There is a question that I get asked quite frequently: “Which is better, Agile or Waterfall?” Although a question without many words, it’s a loaded question. “Well, that depends…” is how I start off.

For today, let’s focus on the differences in requirements for Agile and Waterfall. According to Wikipedia, Agile is “a group of software development methods based on iterative and incremental development, where requirements and solutions evolve through collaboration between self-organizing, cross-functional teams. It promotes adaptive planning, evolutionary development and delivery, a time-boxed iterative approach, and encourages rapid and flexible response to change” (source: Wikipedia.org). The requirements in Agile are gathered and changed. They are not gathered up-front and then “locked,” like they are in Waterfall development.

Waterfall is “a sequential design process, often used in software development processes, in which progress is seen as flowing steadily downwards (like a waterfall) through the phases of Conception, Initiation, Analysis, Design, Construction, Testing, Production/Implementation and Maintenance” (source: Wikipedia.org). If you’re familiar with Waterfall, you’re likely familiar with the “system shall” type of requirements statements.

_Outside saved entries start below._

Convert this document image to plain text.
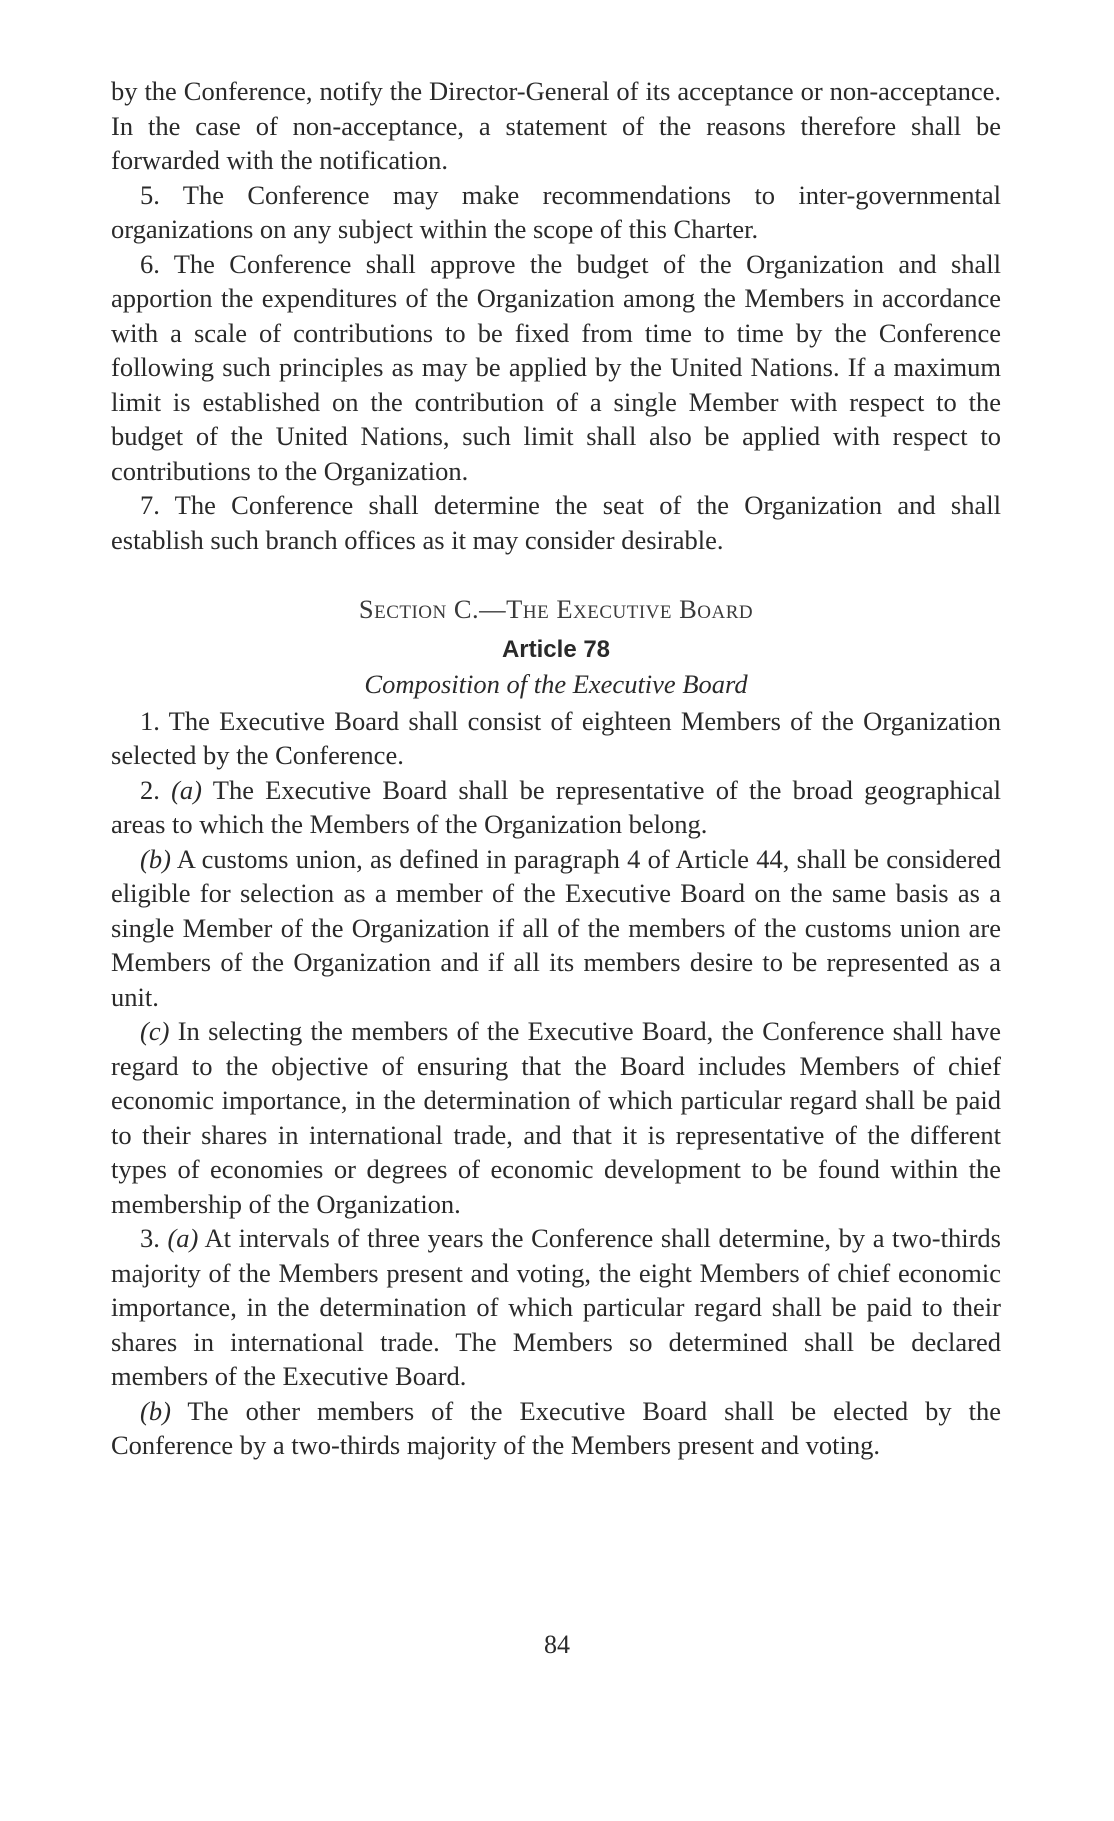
by the Conference, notify the Director-General of its acceptance or non-acceptance. In the case of non-acceptance, a statement of the reasons therefore shall be forwarded with the notification.

5. The Conference may make recommendations to inter-governmental organizations on any subject within the scope of this Charter.

6. The Conference shall approve the budget of the Organization and shall apportion the expenditures of the Organization among the Members in accordance with a scale of contributions to be fixed from time to time by the Conference following such principles as may be applied by the United Nations. If a maximum limit is established on the contribution of a single Member with respect to the budget of the United Nations, such limit shall also be applied with respect to contributions to the Organization.

7. The Conference shall determine the seat of the Organization and shall establish such branch offices as it may consider desirable.

Section C.—The Executive Board

Article 78

Composition of the Executive Board

1. The Executive Board shall consist of eighteen Members of the Organization selected by the Conference.

2. (a) The Executive Board shall be representative of the broad geographical areas to which the Members of the Organization belong.

(b) A customs union, as defined in paragraph 4 of Article 44, shall be considered eligible for selection as a member of the Executive Board on the same basis as a single Member of the Organization if all of the members of the customs union are Members of the Organization and if all its members desire to be represented as a unit.

(c) In selecting the members of the Executive Board, the Conference shall have regard to the objective of ensuring that the Board includes Members of chief economic importance, in the determination of which particular regard shall be paid to their shares in international trade, and that it is representative of the different types of economies or degrees of economic development to be found within the membership of the Organization.

3. (a) At intervals of three years the Conference shall determine, by a two-thirds majority of the Members present and voting, the eight Members of chief economic importance, in the determination of which particular regard shall be paid to their shares in international trade. The Members so determined shall be declared members of the Executive Board.

(b) The other members of the Executive Board shall be elected by the Conference by a two-thirds majority of the Members present and voting.

84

With Agile, requirements are short and can be user stories. You still start talking about requirements up front, but they get more specific as you have more discussions and as the iterations of the project continue. Agile values individuals and interactions over documentation. The business is able to communicate that either they or a customer needs the ability to do something, and hopefully they are also able to define the reason for which this ability is needed.

Requirements aren’t “locked” in Agile, instead they are ever-changing, which can be more difficult and stressful because a requirement that was a requirement last week may not be a requirement this week. The Agile methodology is not for a faint hearted developer! According to Forrester Research, about 38% of developers have adopted Agile and potentially 69% of companies have adopted some form of Agile, so the average BA needs to be aware of what it is and how it’s different from Waterfall.

With Waterfall, requirements are gathered up-front and ‘locked’ in the analysis phase of the project. They may be changed only through formal change requests.

Requirements are different within the different methodologies. Hopefully this will get you started on the path to discover which methodology is right for your team.